At first I took everything the chefs and cooks said as religion. For example, they said (and continue to say) you simply can’t be a good cook without a gas stove. For many years I lamented the fact that I cooked on an electric glasstop stove. A couple of years ago it hit me that, despite my use of an electric stove, I was a perfectly fine cook as was my mother, who mostly cooked on an electric stove, though I have a distant memory of a gas stove and her having to use a match to light it. It is this memory, in fact, that prevents me from reconfiguring my kitchen to allow cooking with gas, as I am terrified of blowing myself up. That, and I don’t have $30,000 for a kitchen remodel.

My favorite chef, as well as my favorite cooking show of course is Lidia Bastianich. She is not on Food Network, but instead appears on PBS. Next to my mother, Lidia is the person from whom I have learned the most about cooking. I own all of her cookbooks, and all are well-worn. I find I talk to myself while cooking as though I am talking with Lidia. I have had the good luck to eat at one of her restaurants on several occasions  — Becco in NYC. Each time I have fervently wished that she would appear out of the kitchen so that I could run up to her, throw my arms around her, and thank her for teaching me to cook.

I am pleased to tell you she never did.

I will also tell you that many of my grandkids also watch Food Network. The other night I watched Cake Wars with the McLains (aka, The Cousins) at their bequest, and Kaiya and Mylee often watch Chopped with their Dad. It brings tears to my eyes.

While I now take what the chefs tell me with a grain of salt (remembering, for example, that I am not rich enough to own a house in the Hamptons, nor do I have a sous chef to prepare my ingredients), I have learned a lot from watching the chefs on Food Network.

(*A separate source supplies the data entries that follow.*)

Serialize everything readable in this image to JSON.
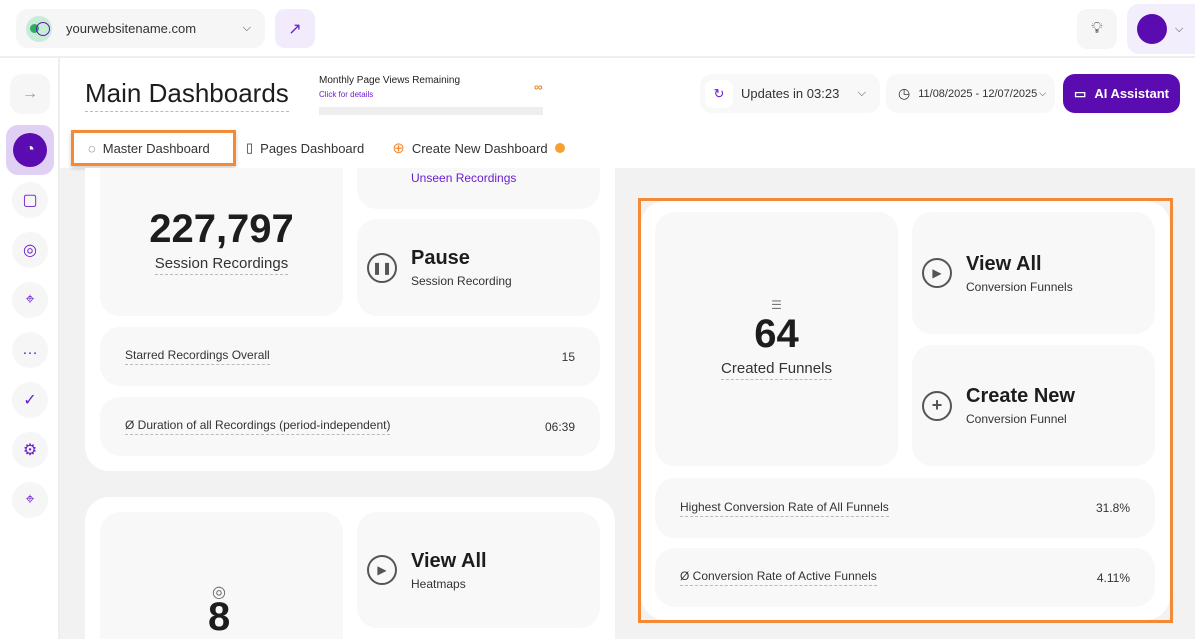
{
  "topbar": {
    "site": "yourwebsitename.com"
  },
  "header": {
    "title": "Main Dashboards",
    "monthly_label": "Monthly Page Views Remaining",
    "monthly_link": "Click for details",
    "monthly_value": "∞",
    "updates": "Updates in 03:23",
    "date_range": "11/08/2025 - 12/07/2025",
    "ai": "AI Assistant"
  },
  "tabs": [
    {
      "label": "Master Dashboard"
    },
    {
      "label": "Pages Dashboard"
    },
    {
      "label": "Create New Dashboard"
    }
  ],
  "recordings": {
    "count": "227,797",
    "label": "Session Recordings",
    "unseen": "Unseen Recordings",
    "pause_title": "Pause",
    "pause_sub": "Session Recording",
    "rows": [
      {
        "label": "Starred Recordings Overall",
        "value": "15"
      },
      {
        "label": "Ø Duration of all Recordings (period-independent)",
        "value": "06:39"
      }
    ]
  },
  "heatmaps": {
    "count": "8",
    "view_title": "View All",
    "view_sub": "Heatmaps"
  },
  "funnels": {
    "count": "64",
    "label": "Created Funnels",
    "view_title": "View All",
    "view_sub": "Conversion Funnels",
    "create_title": "Create New",
    "create_sub": "Conversion Funnel",
    "rows": [
      {
        "label": "Highest Conversion Rate of All Funnels",
        "value": "31.8%"
      },
      {
        "label": "Ø Conversion Rate of Active Funnels",
        "value": "4.11%"
      }
    ]
  },
  "colors": {
    "brand": "#5b0cb0",
    "highlight": "#f58a36"
  }
}
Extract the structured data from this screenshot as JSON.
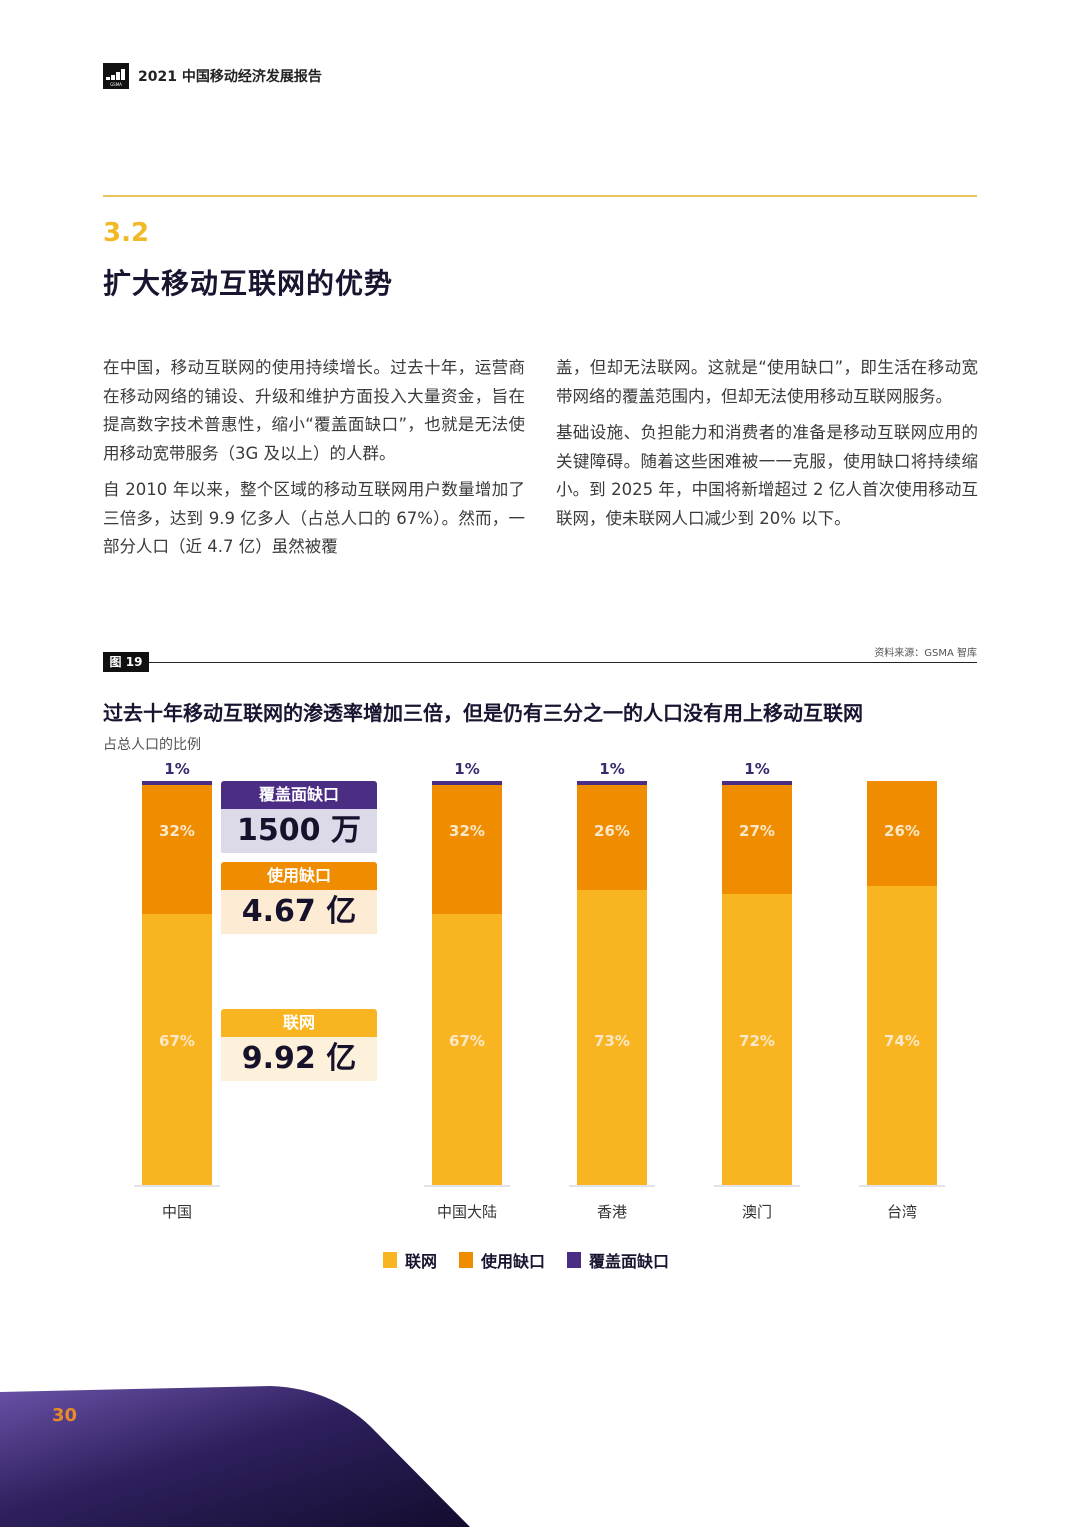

Next week I will tell you what I’ve learned.

And for kicks……

Homemade Cinnamon Ice Cream, Adapted from Paula Deen and Food Network
Yield: 2-3 quarts

Ingredients
2 c. half-and-half
2 cinnamon sticks
½ pint heavy whipping cream
14-oz can sweetened condensed milk, chilled
1 qt. whole milk

Process
In a saucepan, combine half-and-half and cinnamon sticks. Cook for 20 minutes over low heat (do not boil) Remove cinnamon sticks and chill milk for 4 hours.

With an electric mixer, beat whipping cream on high speed until soft peaks form. Add the chilled sweetened condensed milk and continue to beat until stiff peaks form.

Add chilled half-and-half. Pour mixture into the canister of ice cream freezer. Freeze according to the ice cream maker manufacturer’s directions. Place ice cream in another container and freeze for several hours.